Eine Sonderstellung nimmt das Bundesverfassungsgericht ein. Dieses ist als „Hüter der Verfassung" exklusiv nur für verfassungsrechtliche Streitigkeiten zuständig. Dem BVerfG kommt damit die Letztentscheidungsbefugnis über die Auslegung des Grundgesetzes zu.⁸ Das BVerfG entscheidet zum einen in Streitigkeiten zwischen Verfassungsorganen (etwa von Regierung und Parlament) über die Anwendung und Auslegung spezifischen Verfassungsrechts. Zum anderen gewährt es jedem Bürger mit dem Instrument der Verfassungsbeschwerde Schutz, durch die er geltend machen kann, durch staatliches Handeln in seinen Grundrechten oder grundrechtsgleichen Rechten verletzt worden zu sein. Darüber hinaus entscheidet das Gericht über weitere ihm zugewiesene Sachverhalte, wie über die Verwirkung von Grundrechten und über die Verfassungswidrigkeit von Parteien. Mit Abstand die größte praktische Bedeutung hat die Verfassungsbeschwerde.⁹
Entscheidungen des BVerfG binden die Verfassungsorgane des Bundes und der Länder sowie alle Gerichte und Behörden (vgl. § 31 Abs. 1 BVerfGG). Bestimmte Entscheidungen des Bundesverfassungsgerichts, insbesondere über die Verfassungsmäßigkeit einer Rechtsnorm, haben Gesetzeskraft (§ 31 Abs. 2 BVerfGG) und gelten über den Einzelfall hinaus. Ein verfassungswidriges Gesetz erklärt das Bundesverfassungsgericht im Regelfall für nichtig. Die Nichtigkeit wirkt auch in die Vergangenheit und führt rechtlich gesehen zu einem Zustand, als ob das Gesetz niemals erlassen worden wäre. Formelle Gesetze (also Parlamentsgesetze, dazu 1. Abschnitt, 1. Teil, E. II. 3.) kann nur das BVerfG für grundgesetzwidrig erklären (sog. Verwerfungsmonopol)¹⁰.
D. Demokratie
I. Der Demokratiebegriff des Grundgesetzes
1. Volksherrschaft
Demokratie bedeutet Volksherrschaft¹¹. So normiert Art. 20 Abs. 2 Satz 2 GG, dass alle Staatsgewalt vom Volke ausgeht. Der Volksbegriff bezieht sich dabei ausschließlich auf Deutsche i.S.d. Art. 116 Abs. 1 GG, d.h. im Wesentlichen (Ausnahmen sind die gleichgestellten Statusdeutschen¹²) auf deutsche Staatsangehörige. Ausländer gehören nicht zum Staatsvolk und sind von der Teilnahme an der demokratischen Willensbildung ausgeschlossen. Erwerb und Verlust der deutschen Staatsangehörigkeit sind im Staatsangehörigkeitsgesetz geregelt.
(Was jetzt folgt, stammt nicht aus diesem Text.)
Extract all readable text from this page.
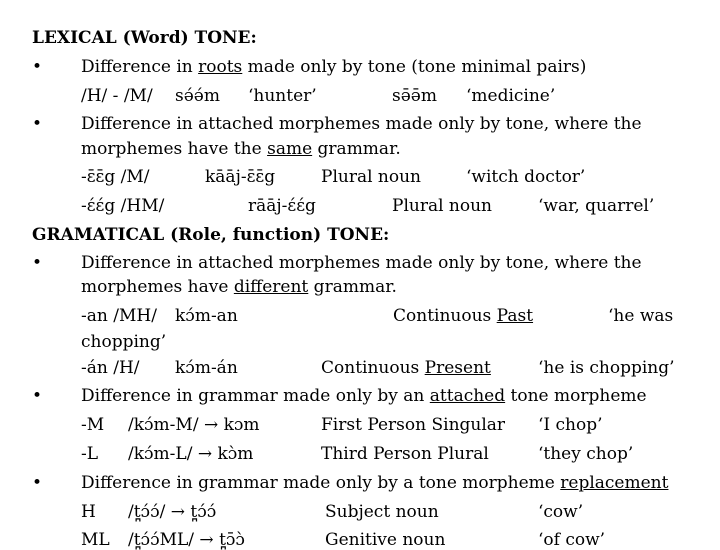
LEXICAL (Word) TONE:
• Difference in roots made only by tone (tone minimal pairs)
/H/ - /M/ sə́ə́m ‘hunter’	sə̄ə̄m ‘medicine’
• Difference in attached morphemes made only by tone, where the
morphemes have the same grammar.
-ɛ̄ɛ̄g /M/	kāāj-ɛ̄ɛ̄g	Plural noun	‘witch doctor’
-ɛ́ɛ́g /HM/	rāāj-ɛ́ɛ́g	Plural noun	‘war, quarrel’
GRAMATICAL (Role, function) TONE:
• Difference in attached morphemes made only by tone, where the
morphemes have different grammar.
-an /MH/ kɔ́m-an	Continuous Past	‘he was
chopping’
-án /H/ kɔ́m-án	Continuous Present	‘he is chopping’
• Difference in grammar made only by an attached tone morpheme
-M /kɔ́m-M/ → kɔm	First Person Singular ‘I chop’
-L /kɔ́m-L/ → kɔ̀m	Third Person Plural	‘they chop’
• Difference in grammar made only by a tone morpheme replacement
H /t̪ɔ́ɔ́/ → t̪ɔ́ɔ́	Subject noun	‘cow’
ML /t̪ɔ́ɔ́ML/ → t̪ɔ̄ɔ̀	Genitive noun	‘of cow’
2. Repräsentative Demokratie und freies Mandat
Art. 20 Abs. 2 Satz 2 GG deutet an, wie das Volk die Staatsgewalt ausübt, nämlich durch Wahlen und Abstimmungen sowie durch besondere Organe der Gesetzgebung, der vollziehenden Gewalt und der Rechtsprechung. Aus dem Normtext ergibt sich die Struktur einer repräsentativen (auch indirekte oder mittelbare) Demokratie. Das bedeutet, dass politische Sachentscheidungen im Gegensatz zur direkten Demokratie nicht unmittelbar durch das Volk selbst, sondern durch gewählte Abgeordnete getroffen werden (der Willensbildungsprozess vom Volk zu den Organen erfolgt damit von „unten nach oben"). Die Abgeordneten sind nach Art. 38 Abs. 1 Satz 2 GG Vertreter des ganzen Volkes. Sie sind deshalb nicht an Aufträge und Weisungen (etwa der Partei, der sie angehören) gebunden, sondern nur ihrem Gewissen unterworfen (freies Mandat).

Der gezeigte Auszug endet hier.